Wyświetl Pojedyńczy Post
Stary 19-09-2022, 15:48   #46
Elenorsar
 
Reputacja: 1 Elenorsar jest godny podziwuElenorsar jest godny podziwuElenorsar jest godny podziwuElenorsar jest godny podziwuElenorsar jest godny podziwuElenorsar jest godny podziwuElenorsar jest godny podziwuElenorsar jest godny podziwuElenorsar jest godny podziwuElenorsar jest godny podziwuElenorsar jest godny podziwu
Trartex leźć w górem ostrożna. Nigdy nie wiadomo, czy ho ho, siem nie czyha za zakrentem. Co by jaki pajonk wielgachny, co to ma włochata kulasy, a to jeszczo nietoper, gacek jaki to sztur latajoncy, co to wisi do góra zadem. Głupiś jakiś ten lotny szczur. Co by nie było, to on lazł na przedzie. Królowi pochwalić siem bendzie mógł kiedy wróci... czy jak wróci, a może nie wróci. Krótka myśl przeleciała przez otwór jednego ucha, aby zaraz drugim pendem wylecieć, co by zła myśl długo w pustej głowie nie zagościła.

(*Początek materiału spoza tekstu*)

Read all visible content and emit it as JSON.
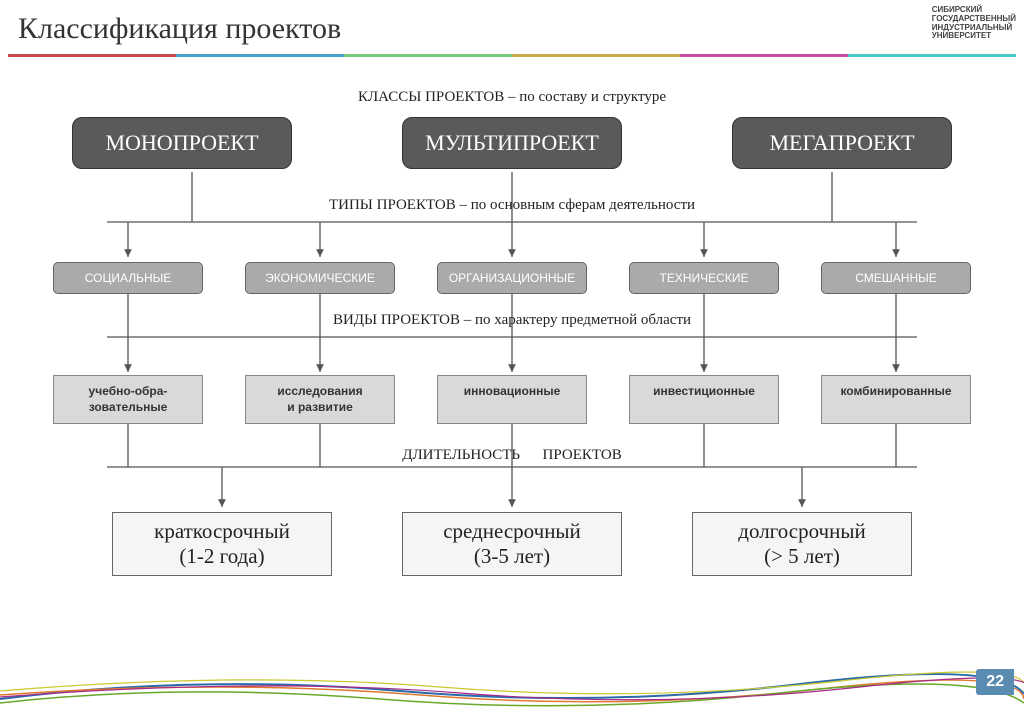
{
  "title": "Классификация проектов",
  "logo": {
    "l1": "СИБИРСКИЙ",
    "l2": "ГОСУДАРСТВЕННЫЙ",
    "l3": "ИНДУСТРИАЛЬНЫЙ",
    "l4": "УНИВЕРСИТЕТ"
  },
  "stripe_colors": [
    "#c94a4a",
    "#4aa0c9",
    "#7ac97a",
    "#c9a94a",
    "#c94aa0",
    "#4ac9c9"
  ],
  "labels": {
    "classes": "КЛАССЫ ПРОЕКТОВ – по составу и структуре",
    "types": "ТИПЫ  ПРОЕКТОВ – по основным сферам деятельности",
    "kinds": "ВИДЫ  ПРОЕКТОВ – по характеру предметной области",
    "duration_left": "ДЛИТЕЛЬНОСТЬ",
    "duration_right": "ПРОЕКТОВ"
  },
  "row1": [
    "МОНОПРОЕКТ",
    "МУЛЬТИПРОЕКТ",
    "МЕГАПРОЕКТ"
  ],
  "row2": [
    "СОЦИАЛЬНЫЕ",
    "ЭКОНОМИЧЕСКИЕ",
    "ОРГАНИЗАЦИОННЫЕ",
    "ТЕХНИЧЕСКИЕ",
    "СМЕШАННЫЕ"
  ],
  "row3": [
    "учебно-обра-\nзовательные",
    "исследования\nи развитие",
    "инновационные",
    "инвестиционные",
    "комбинированные"
  ],
  "row4": [
    {
      "t1": "краткосрочный",
      "t2": "(1-2 года)"
    },
    {
      "t1": "среднесрочный",
      "t2": "(3-5 лет)"
    },
    {
      "t1": "долгосрочный",
      "t2": "(> 5 лет)"
    }
  ],
  "page_number": "22",
  "arrow_color": "#555555",
  "wave_colors": [
    "#2a6aa8",
    "#e07830",
    "#6aa82a",
    "#c9c930",
    "#a82a8a"
  ]
}
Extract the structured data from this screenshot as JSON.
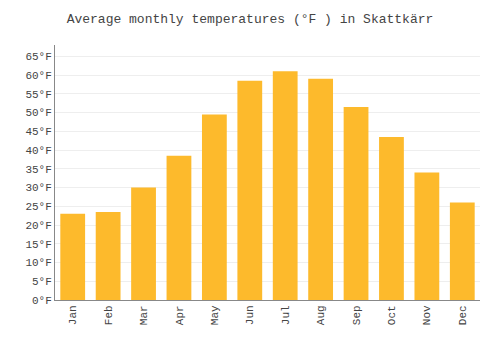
{
  "chart_data": {
    "type": "bar",
    "title": "Average monthly temperatures (°F ) in Skattkärr",
    "categories": [
      "Jan",
      "Feb",
      "Mar",
      "Apr",
      "May",
      "Jun",
      "Jul",
      "Aug",
      "Sep",
      "Oct",
      "Nov",
      "Dec"
    ],
    "values": [
      23,
      23.5,
      30,
      38.5,
      49.5,
      58.5,
      61,
      59,
      51.5,
      43.5,
      34,
      26
    ],
    "color": "#FDBA2C",
    "ylim": [
      0,
      68
    ],
    "yticks": [
      {
        "value": 0,
        "label": "0°F"
      },
      {
        "value": 5,
        "label": "5°F"
      },
      {
        "value": 10,
        "label": "10°F"
      },
      {
        "value": 15,
        "label": "15°F"
      },
      {
        "value": 20,
        "label": "20°F"
      },
      {
        "value": 25,
        "label": "25°F"
      },
      {
        "value": 30,
        "label": "30°F"
      },
      {
        "value": 35,
        "label": "35°F"
      },
      {
        "value": 40,
        "label": "40°F"
      },
      {
        "value": 45,
        "label": "45°F"
      },
      {
        "value": 50,
        "label": "50°F"
      },
      {
        "value": 55,
        "label": "55°F"
      },
      {
        "value": 60,
        "label": "60°F"
      },
      {
        "value": 65,
        "label": "65°F"
      }
    ],
    "grid": true
  }
}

Snot lazł wienc dalej w góra. Z dołu słyszy jakie krzyki. Spojrzeć on tam. Obaczył łon pod sobom dwa snota. Szmælc i Czmych...owy...owa...owo patrzeć mu na dupa i tego co mu dyga jak siem wspina. Co by Szmælc też być łona jak ta Czmych? Ot zagadka. Szkodu, że jakiego rajfurza nie ma. Co by siem zapytał i by pewno był, a nie tu myśleć trza. Głowa boleć aż.

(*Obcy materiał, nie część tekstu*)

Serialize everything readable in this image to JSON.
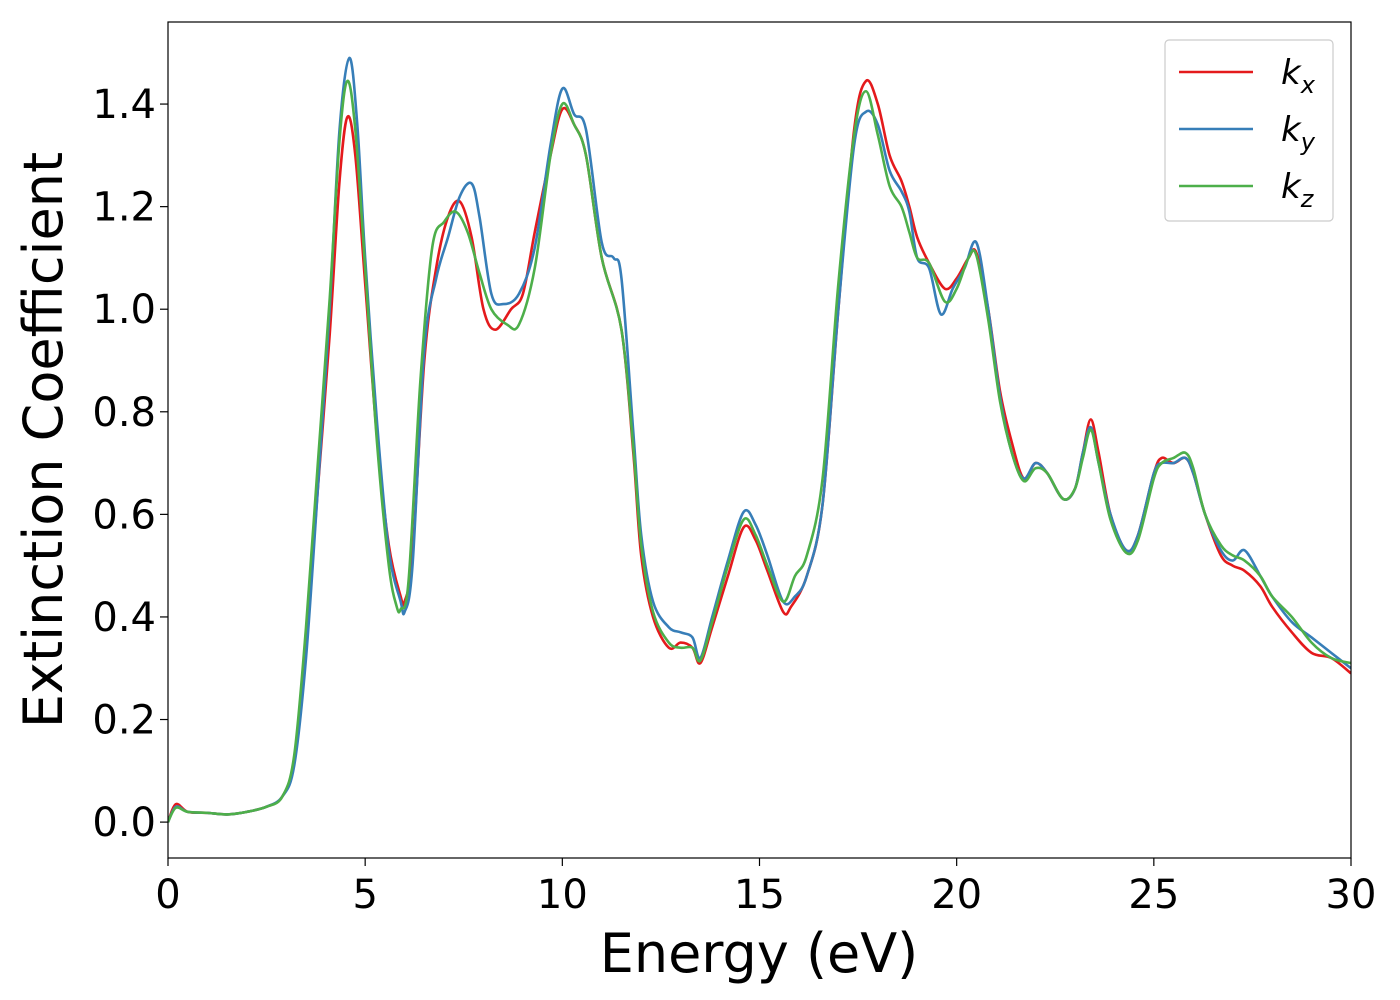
{
  "chart_data": {
    "type": "line",
    "title": "",
    "xlabel": "Energy (eV)",
    "ylabel": "Extinction Coefficient",
    "xlim": [
      0,
      30
    ],
    "ylim": [
      -0.07,
      1.56
    ],
    "xticks": [
      0,
      5,
      10,
      15,
      20,
      25,
      30
    ],
    "xtick_labels": [
      "0",
      "5",
      "10",
      "15",
      "20",
      "25",
      "30"
    ],
    "yticks": [
      0.0,
      0.2,
      0.4,
      0.6,
      0.8,
      1.0,
      1.2,
      1.4
    ],
    "ytick_labels": [
      "0.0",
      "0.2",
      "0.4",
      "0.6",
      "0.8",
      "1.0",
      "1.2",
      "1.4"
    ],
    "grid": false,
    "legend_position": "top-right",
    "series": [
      {
        "name": "k_x",
        "label_base": "k",
        "label_sub": "x",
        "color": "#e41a1c",
        "points": [
          [
            0,
            0.0
          ],
          [
            0.2,
            0.035
          ],
          [
            0.5,
            0.02
          ],
          [
            1.0,
            0.018
          ],
          [
            1.5,
            0.015
          ],
          [
            2.0,
            0.02
          ],
          [
            2.5,
            0.03
          ],
          [
            2.9,
            0.05
          ],
          [
            3.2,
            0.12
          ],
          [
            3.5,
            0.35
          ],
          [
            3.8,
            0.65
          ],
          [
            4.1,
            0.95
          ],
          [
            4.35,
            1.25
          ],
          [
            4.55,
            1.375
          ],
          [
            4.75,
            1.3
          ],
          [
            5.0,
            1.05
          ],
          [
            5.3,
            0.75
          ],
          [
            5.6,
            0.54
          ],
          [
            5.9,
            0.44
          ],
          [
            6.0,
            0.43
          ],
          [
            6.2,
            0.52
          ],
          [
            6.5,
            0.9
          ],
          [
            6.8,
            1.08
          ],
          [
            7.1,
            1.18
          ],
          [
            7.4,
            1.21
          ],
          [
            7.7,
            1.14
          ],
          [
            8.0,
            1.0
          ],
          [
            8.3,
            0.96
          ],
          [
            8.7,
            1.0
          ],
          [
            9.0,
            1.03
          ],
          [
            9.3,
            1.15
          ],
          [
            9.7,
            1.3
          ],
          [
            10.0,
            1.39
          ],
          [
            10.3,
            1.36
          ],
          [
            10.6,
            1.3
          ],
          [
            11.0,
            1.1
          ],
          [
            11.5,
            0.96
          ],
          [
            11.8,
            0.72
          ],
          [
            12.0,
            0.52
          ],
          [
            12.3,
            0.4
          ],
          [
            12.7,
            0.34
          ],
          [
            13.0,
            0.35
          ],
          [
            13.3,
            0.34
          ],
          [
            13.5,
            0.31
          ],
          [
            13.8,
            0.38
          ],
          [
            14.2,
            0.48
          ],
          [
            14.6,
            0.575
          ],
          [
            14.9,
            0.55
          ],
          [
            15.2,
            0.49
          ],
          [
            15.6,
            0.41
          ],
          [
            15.8,
            0.42
          ],
          [
            16.2,
            0.48
          ],
          [
            16.6,
            0.62
          ],
          [
            17.0,
            1.0
          ],
          [
            17.4,
            1.35
          ],
          [
            17.7,
            1.445
          ],
          [
            18.0,
            1.4
          ],
          [
            18.3,
            1.3
          ],
          [
            18.6,
            1.25
          ],
          [
            18.8,
            1.2
          ],
          [
            19.0,
            1.14
          ],
          [
            19.3,
            1.09
          ],
          [
            19.7,
            1.04
          ],
          [
            20.0,
            1.06
          ],
          [
            20.3,
            1.1
          ],
          [
            20.5,
            1.11
          ],
          [
            20.8,
            1.0
          ],
          [
            21.1,
            0.84
          ],
          [
            21.4,
            0.74
          ],
          [
            21.7,
            0.67
          ],
          [
            22.0,
            0.7
          ],
          [
            22.3,
            0.68
          ],
          [
            22.7,
            0.63
          ],
          [
            23.0,
            0.65
          ],
          [
            23.2,
            0.72
          ],
          [
            23.4,
            0.785
          ],
          [
            23.6,
            0.72
          ],
          [
            23.9,
            0.6
          ],
          [
            24.3,
            0.53
          ],
          [
            24.6,
            0.56
          ],
          [
            25.0,
            0.68
          ],
          [
            25.2,
            0.71
          ],
          [
            25.5,
            0.7
          ],
          [
            25.8,
            0.71
          ],
          [
            26.0,
            0.68
          ],
          [
            26.3,
            0.6
          ],
          [
            26.7,
            0.52
          ],
          [
            27.0,
            0.5
          ],
          [
            27.3,
            0.49
          ],
          [
            27.7,
            0.46
          ],
          [
            28.0,
            0.42
          ],
          [
            28.5,
            0.37
          ],
          [
            29.0,
            0.33
          ],
          [
            29.5,
            0.32
          ],
          [
            30.0,
            0.29
          ]
        ]
      },
      {
        "name": "k_y",
        "label_base": "k",
        "label_sub": "y",
        "color": "#377eb8",
        "points": [
          [
            0,
            0.0
          ],
          [
            0.2,
            0.03
          ],
          [
            0.5,
            0.02
          ],
          [
            1.0,
            0.018
          ],
          [
            1.5,
            0.015
          ],
          [
            2.0,
            0.02
          ],
          [
            2.5,
            0.03
          ],
          [
            2.9,
            0.05
          ],
          [
            3.2,
            0.11
          ],
          [
            3.5,
            0.32
          ],
          [
            3.8,
            0.65
          ],
          [
            4.1,
            1.0
          ],
          [
            4.35,
            1.35
          ],
          [
            4.6,
            1.49
          ],
          [
            4.8,
            1.36
          ],
          [
            5.0,
            1.1
          ],
          [
            5.3,
            0.78
          ],
          [
            5.6,
            0.53
          ],
          [
            5.9,
            0.43
          ],
          [
            6.0,
            0.41
          ],
          [
            6.2,
            0.5
          ],
          [
            6.5,
            0.92
          ],
          [
            6.8,
            1.06
          ],
          [
            7.1,
            1.14
          ],
          [
            7.4,
            1.22
          ],
          [
            7.7,
            1.245
          ],
          [
            7.9,
            1.18
          ],
          [
            8.2,
            1.03
          ],
          [
            8.5,
            1.01
          ],
          [
            8.9,
            1.03
          ],
          [
            9.3,
            1.12
          ],
          [
            9.7,
            1.32
          ],
          [
            10.0,
            1.43
          ],
          [
            10.3,
            1.38
          ],
          [
            10.6,
            1.35
          ],
          [
            11.0,
            1.13
          ],
          [
            11.3,
            1.1
          ],
          [
            11.5,
            1.06
          ],
          [
            11.8,
            0.76
          ],
          [
            12.0,
            0.56
          ],
          [
            12.3,
            0.43
          ],
          [
            12.7,
            0.38
          ],
          [
            13.0,
            0.37
          ],
          [
            13.3,
            0.36
          ],
          [
            13.5,
            0.32
          ],
          [
            13.8,
            0.4
          ],
          [
            14.2,
            0.51
          ],
          [
            14.6,
            0.605
          ],
          [
            14.9,
            0.58
          ],
          [
            15.2,
            0.52
          ],
          [
            15.6,
            0.43
          ],
          [
            15.9,
            0.44
          ],
          [
            16.2,
            0.48
          ],
          [
            16.6,
            0.62
          ],
          [
            17.0,
            1.0
          ],
          [
            17.4,
            1.32
          ],
          [
            17.7,
            1.385
          ],
          [
            18.0,
            1.36
          ],
          [
            18.3,
            1.27
          ],
          [
            18.6,
            1.23
          ],
          [
            18.8,
            1.19
          ],
          [
            19.0,
            1.1
          ],
          [
            19.3,
            1.08
          ],
          [
            19.6,
            0.99
          ],
          [
            19.9,
            1.04
          ],
          [
            20.2,
            1.08
          ],
          [
            20.5,
            1.13
          ],
          [
            20.8,
            1.0
          ],
          [
            21.1,
            0.83
          ],
          [
            21.4,
            0.72
          ],
          [
            21.7,
            0.67
          ],
          [
            22.0,
            0.7
          ],
          [
            22.3,
            0.68
          ],
          [
            22.7,
            0.63
          ],
          [
            23.0,
            0.65
          ],
          [
            23.2,
            0.72
          ],
          [
            23.4,
            0.77
          ],
          [
            23.6,
            0.7
          ],
          [
            23.9,
            0.6
          ],
          [
            24.3,
            0.53
          ],
          [
            24.6,
            0.56
          ],
          [
            25.0,
            0.68
          ],
          [
            25.2,
            0.7
          ],
          [
            25.5,
            0.7
          ],
          [
            25.8,
            0.71
          ],
          [
            26.0,
            0.68
          ],
          [
            26.3,
            0.6
          ],
          [
            26.7,
            0.53
          ],
          [
            27.0,
            0.51
          ],
          [
            27.3,
            0.53
          ],
          [
            27.7,
            0.48
          ],
          [
            28.0,
            0.44
          ],
          [
            28.5,
            0.39
          ],
          [
            29.0,
            0.36
          ],
          [
            29.5,
            0.33
          ],
          [
            30.0,
            0.3
          ]
        ]
      },
      {
        "name": "k_z",
        "label_base": "k",
        "label_sub": "z",
        "color": "#4daf4a",
        "points": [
          [
            0,
            0.0
          ],
          [
            0.2,
            0.028
          ],
          [
            0.5,
            0.02
          ],
          [
            1.0,
            0.018
          ],
          [
            1.5,
            0.015
          ],
          [
            2.0,
            0.02
          ],
          [
            2.5,
            0.03
          ],
          [
            2.9,
            0.05
          ],
          [
            3.2,
            0.13
          ],
          [
            3.5,
            0.38
          ],
          [
            3.8,
            0.7
          ],
          [
            4.1,
            1.02
          ],
          [
            4.35,
            1.33
          ],
          [
            4.55,
            1.445
          ],
          [
            4.75,
            1.35
          ],
          [
            5.0,
            1.08
          ],
          [
            5.3,
            0.74
          ],
          [
            5.6,
            0.5
          ],
          [
            5.8,
            0.42
          ],
          [
            5.9,
            0.415
          ],
          [
            6.1,
            0.47
          ],
          [
            6.4,
            0.86
          ],
          [
            6.7,
            1.12
          ],
          [
            7.0,
            1.17
          ],
          [
            7.3,
            1.19
          ],
          [
            7.6,
            1.15
          ],
          [
            7.9,
            1.07
          ],
          [
            8.2,
            1.0
          ],
          [
            8.6,
            0.97
          ],
          [
            8.9,
            0.97
          ],
          [
            9.3,
            1.08
          ],
          [
            9.7,
            1.3
          ],
          [
            10.0,
            1.4
          ],
          [
            10.3,
            1.36
          ],
          [
            10.6,
            1.3
          ],
          [
            11.0,
            1.1
          ],
          [
            11.5,
            0.96
          ],
          [
            11.8,
            0.73
          ],
          [
            12.0,
            0.54
          ],
          [
            12.3,
            0.41
          ],
          [
            12.7,
            0.35
          ],
          [
            13.0,
            0.34
          ],
          [
            13.3,
            0.34
          ],
          [
            13.5,
            0.315
          ],
          [
            13.8,
            0.39
          ],
          [
            14.2,
            0.5
          ],
          [
            14.6,
            0.59
          ],
          [
            14.9,
            0.56
          ],
          [
            15.2,
            0.5
          ],
          [
            15.6,
            0.43
          ],
          [
            15.9,
            0.48
          ],
          [
            16.2,
            0.52
          ],
          [
            16.6,
            0.67
          ],
          [
            17.0,
            1.05
          ],
          [
            17.4,
            1.34
          ],
          [
            17.7,
            1.425
          ],
          [
            18.0,
            1.34
          ],
          [
            18.3,
            1.24
          ],
          [
            18.6,
            1.2
          ],
          [
            18.8,
            1.15
          ],
          [
            19.0,
            1.1
          ],
          [
            19.3,
            1.09
          ],
          [
            19.7,
            1.015
          ],
          [
            20.0,
            1.04
          ],
          [
            20.3,
            1.1
          ],
          [
            20.5,
            1.105
          ],
          [
            20.8,
            0.98
          ],
          [
            21.1,
            0.82
          ],
          [
            21.4,
            0.72
          ],
          [
            21.7,
            0.665
          ],
          [
            22.0,
            0.69
          ],
          [
            22.3,
            0.68
          ],
          [
            22.7,
            0.63
          ],
          [
            23.0,
            0.65
          ],
          [
            23.2,
            0.71
          ],
          [
            23.4,
            0.765
          ],
          [
            23.6,
            0.7
          ],
          [
            23.9,
            0.59
          ],
          [
            24.3,
            0.525
          ],
          [
            24.6,
            0.55
          ],
          [
            25.0,
            0.67
          ],
          [
            25.2,
            0.7
          ],
          [
            25.5,
            0.71
          ],
          [
            25.8,
            0.72
          ],
          [
            26.0,
            0.69
          ],
          [
            26.3,
            0.6
          ],
          [
            26.7,
            0.54
          ],
          [
            27.0,
            0.52
          ],
          [
            27.3,
            0.51
          ],
          [
            27.7,
            0.48
          ],
          [
            28.0,
            0.44
          ],
          [
            28.5,
            0.4
          ],
          [
            29.0,
            0.35
          ],
          [
            29.5,
            0.32
          ],
          [
            30.0,
            0.31
          ]
        ]
      }
    ]
  }
}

Trartex potrzonsnonć głowa i iść dalej i nie zwracać więcej swoja uwaga na krzyki. Ooo! Kolejna łodnoga. Znaczy nie noga, a już ci dziura kolejna. Tu ju... dwa? Trzy? A tam. Nie ważne. On nie od liczenia je przecie.

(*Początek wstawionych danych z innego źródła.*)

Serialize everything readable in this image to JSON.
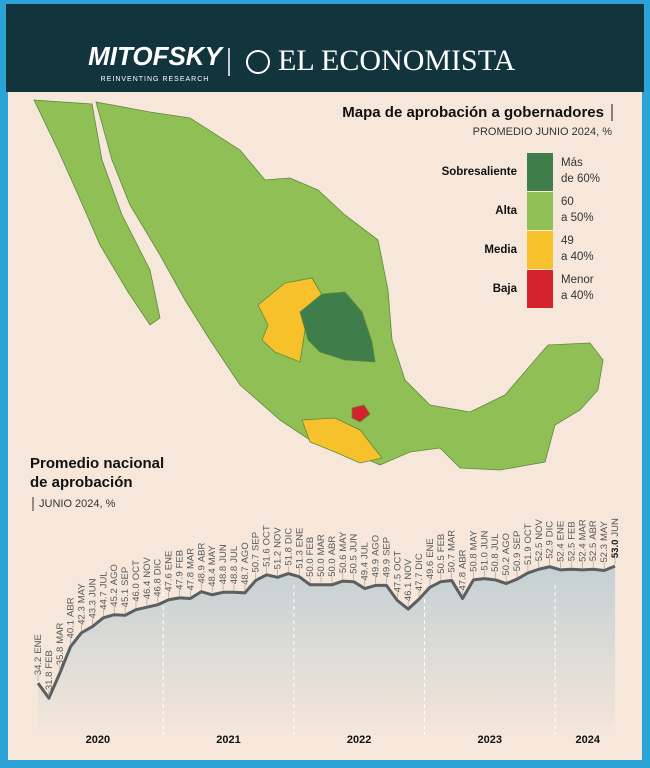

- Kolejna dziura! - Krzyknął snot w dół. - Prosta dziura. Ja iść dalej w góra. - I jak powiedział tak zrobił. Chyba. Pionc siem miał zamiary w góra. Im pierwej tam siem dostanie, tym wiencyj skaba zgarnie samyj, innym nie da, a sobie wór napcha. Szkodu tylko, że linu jego została w dół. Tak to by uczepić co by jom gdzie, w dół rzucić. Jakby jakowy stwór siem zjawił, to by snot wolał nie samyj tam być. Wolałby, aby ktowy u jemu boku stał. Zawsze to wienksza szansa, że to łon bendzie zjedzon, a nie Trartex.